Waltrip, who was docked 100 points, insists he doesn't know who tampered with his fuel and said NASCAR still hasn't told him what the substance was. A person familiar with the investigation told the AP the substance was a property found in jet fuel; NASCAR said only it wasn't jet fuel itself.
Although Waltrip said he and general manager Ty Norris still are trying to figure out who tampered with the fuel, he's weary of discussing it.
"This was perhaps the stupidest thing that has ever been attempted, and we are going to find out what happened," he said. "The cool thing for me is that we're so determined to find out. But I am not going to talk about this every day. When I know what happened, I'll let everyone know."
Waltrip wants to talk instead about moving forward and salvaging the season.
His sponsors -- the lifeblood of any race team -- are sticking by him. Toyota officials rallied around him after he put all three cars in the 500.

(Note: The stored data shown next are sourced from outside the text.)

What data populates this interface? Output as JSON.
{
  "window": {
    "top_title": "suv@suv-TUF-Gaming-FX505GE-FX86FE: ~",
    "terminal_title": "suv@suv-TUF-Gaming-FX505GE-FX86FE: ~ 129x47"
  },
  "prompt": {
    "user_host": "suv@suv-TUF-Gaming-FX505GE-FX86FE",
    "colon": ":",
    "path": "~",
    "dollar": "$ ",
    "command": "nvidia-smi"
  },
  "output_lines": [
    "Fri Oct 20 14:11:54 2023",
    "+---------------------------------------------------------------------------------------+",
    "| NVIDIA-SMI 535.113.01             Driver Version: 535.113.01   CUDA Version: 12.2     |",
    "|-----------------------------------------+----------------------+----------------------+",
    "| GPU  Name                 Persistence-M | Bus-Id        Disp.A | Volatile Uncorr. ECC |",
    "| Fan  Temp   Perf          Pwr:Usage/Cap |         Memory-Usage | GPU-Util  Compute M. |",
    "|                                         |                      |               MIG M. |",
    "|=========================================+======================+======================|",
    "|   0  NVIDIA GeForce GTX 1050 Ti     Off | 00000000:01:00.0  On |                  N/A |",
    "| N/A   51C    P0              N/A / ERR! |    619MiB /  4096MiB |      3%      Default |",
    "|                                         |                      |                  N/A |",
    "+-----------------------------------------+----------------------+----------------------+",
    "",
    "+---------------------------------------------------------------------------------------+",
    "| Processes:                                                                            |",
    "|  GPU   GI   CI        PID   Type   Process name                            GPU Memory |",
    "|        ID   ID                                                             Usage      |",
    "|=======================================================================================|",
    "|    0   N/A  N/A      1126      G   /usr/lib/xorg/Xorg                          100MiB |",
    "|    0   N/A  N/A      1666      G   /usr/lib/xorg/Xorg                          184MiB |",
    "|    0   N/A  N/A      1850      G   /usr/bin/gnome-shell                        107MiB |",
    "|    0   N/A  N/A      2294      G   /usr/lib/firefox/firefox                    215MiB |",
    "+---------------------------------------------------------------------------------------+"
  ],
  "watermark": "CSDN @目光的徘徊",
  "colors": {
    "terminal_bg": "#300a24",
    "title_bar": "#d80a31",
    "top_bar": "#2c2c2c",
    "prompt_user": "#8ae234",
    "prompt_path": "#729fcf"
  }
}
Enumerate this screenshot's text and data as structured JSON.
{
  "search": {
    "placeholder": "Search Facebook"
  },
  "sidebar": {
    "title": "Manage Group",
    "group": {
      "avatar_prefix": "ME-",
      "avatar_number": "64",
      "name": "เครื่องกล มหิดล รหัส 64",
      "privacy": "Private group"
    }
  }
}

"We'll work with Michael to get to the bottom of this and help his organization move on," said Lee White, general manager of Toyota Racing Development. "The way things started, certainly it was disappointing. But it's not something that Michael can't recover from."
Waltrip made his first stand at Daytona. So embarrassed by the cheating scandal, he said he almost packed up his team and went home. Instead, he raced his way into the 500, persuaded to stay by his wife and NASCAR president Mike Helton.
"There was a time that I thought I was going to get sent home, and I told Mr. Helton that I understood if he wanted me to leave," Waltrip said. "But I was allowed to stay, and it made me realize what a privilege it was to be there. It was all almost taken away from me, and when I stood out on pit road, I really realized how lucky I was to be allowed to be there."
But there was little celebrating, and his presence didn't sit well with everyone.
Rival drivers complained he got off too easy and should have been thrown out of the garage. Others questioned his sincerity when he apologized, and then there's the issue of how much Waltrip knows about the cheating.
Waltrip maintains he was out of the loop and that someone on his race team took matters into their own hands.
Not everyone's convinced.
"When the driver is the owner, he should have quite a bit of knowledge as to what's going on, you would think," Dale Earnhardt Jr. said. "It makes me want to kind of believe Michael a little bit when he says he was unaware of it. As a driver, I would take that for what it's worth. But it's hard to imagine as an owner that you wouldn't know something about that."
And so Waltrip's primary goal for the season is not winning races but rather rebuilding his reputation.
"We can get those points back and win money to pay the fine, but the goal that's been moved up is just gaining our credibility and integrity back so I can not shake my head in shame when I think about what happened in Daytona," Waltrip said. "Time helps heal wounds obviously. If we are able to be upstanding citizens in the garage area, we'll gain all that back."